Window on 14th Street (Looking through artist's studio window/ brushes on desk)

Date 1949
Technique Drypoint, Engraving
Price Sold
Exhibitor Stone and Press Gallery
Contact the Exhibitor 504-251-3124
ann@stoneandpressgallery.com
Buy From / See At This Exhibitor's Site

b/w drypoint and engraving

1949

12 1/4 x 5 3/4

editon: 100

signed in pencil

In 1949, Armin Landeck created "Window on 14th St", a drypoint and engraving in an edition of 100. It is the view through the artist's studio window. His brushes are stored on the desk that sits under the window. This image was awarded the purchase prize from the Brooklyn Museum in 1950.
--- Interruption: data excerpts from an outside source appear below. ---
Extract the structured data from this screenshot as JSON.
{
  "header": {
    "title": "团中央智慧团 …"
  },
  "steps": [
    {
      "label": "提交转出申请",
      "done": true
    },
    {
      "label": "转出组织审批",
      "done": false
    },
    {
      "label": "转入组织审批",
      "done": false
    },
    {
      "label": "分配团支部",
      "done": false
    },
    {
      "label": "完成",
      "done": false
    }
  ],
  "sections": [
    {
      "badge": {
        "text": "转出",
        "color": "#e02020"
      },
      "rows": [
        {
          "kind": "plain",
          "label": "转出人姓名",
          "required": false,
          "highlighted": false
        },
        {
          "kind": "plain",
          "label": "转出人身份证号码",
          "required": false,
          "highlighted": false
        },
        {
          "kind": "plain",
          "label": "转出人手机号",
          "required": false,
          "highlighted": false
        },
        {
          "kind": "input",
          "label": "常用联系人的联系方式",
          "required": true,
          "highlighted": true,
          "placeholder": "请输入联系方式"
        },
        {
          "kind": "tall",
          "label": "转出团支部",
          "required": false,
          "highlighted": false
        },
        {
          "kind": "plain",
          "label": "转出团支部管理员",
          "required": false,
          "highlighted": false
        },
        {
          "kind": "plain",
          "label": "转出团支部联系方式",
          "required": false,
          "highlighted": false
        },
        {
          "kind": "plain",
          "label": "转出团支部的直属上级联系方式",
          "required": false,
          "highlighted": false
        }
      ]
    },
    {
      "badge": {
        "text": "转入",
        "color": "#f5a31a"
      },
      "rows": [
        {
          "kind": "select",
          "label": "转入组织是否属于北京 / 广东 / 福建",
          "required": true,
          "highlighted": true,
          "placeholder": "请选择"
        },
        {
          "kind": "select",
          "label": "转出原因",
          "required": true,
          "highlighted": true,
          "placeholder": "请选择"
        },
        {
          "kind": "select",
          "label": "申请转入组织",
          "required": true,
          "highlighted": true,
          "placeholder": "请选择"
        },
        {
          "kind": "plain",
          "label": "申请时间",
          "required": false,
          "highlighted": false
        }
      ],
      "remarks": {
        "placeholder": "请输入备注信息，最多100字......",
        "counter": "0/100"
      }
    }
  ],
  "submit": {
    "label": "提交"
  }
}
Armin Landeck, printmaker and educator, was born in Crandon, Wisconsin on June 4, 1905. He studied at the University of Michigan, Ann Arbor, and received his Bachelors of Architecture from Columbia University in 1927. While in New York, he studied life drawing with George B. Bridgman at the Art Students’ League. Landeck studied printmaking while at Columbia University and produced his first prints in 1927. He married that same year and consequently travelled for eighteen months in Europe, rendering the architecture in drawing and etching. Upon his return home in 1929, he was unable to procure employment as an architect so he moved to East Cornwall, Connecticut and made the decision to focus on printmaking and teaching. In 1931, he joined the faculty of the Brearly School, an all-girls private school located on the upper east side of Manhattan, and taught there until his retirement in 1958. Landeck joined forces with fellow artist Martin Lewis in the fall of 1934 when they opened the School for Printmakers at George Miller’s 14th Street lithography studio. They offered classes on lithography, etching, drypoint, mezzotint, and wood engraving but their school was forced to close in 1935 due to the economy. Landeck met Stanley William Hayter in the 1940s and began to work at Aterlier 17 where he made his first engraving. Landeck was a member of and exhibited with the Society of American Etchers and the Society of American Graphic Artists. He was elected an Academician in the National Academy of Design, and was a member of the Institute of Arts and Letters, and the Institute of the American Academy. He received a Guggenheim Fellowship in 1953. Landeck’s work is included in numerous collections, such as the Ackland Art Museum, the Brooklyn Museum, the Georgia Museum of Art, the Library of Congress, the Metropolitan Museum of Art, the Milwaukee Museum, the Museum of Modern Art, the Nelson-Atkins Museum of Art, the Philadelphia Museum of Art, the Spencer Museum, the Whitney Museum of American Art, the Swedish National Museum, and the Kaiser Friedrich Museum in Berlin. Armin Landeck died in Litchfield, Connecticut on December 1, 1984.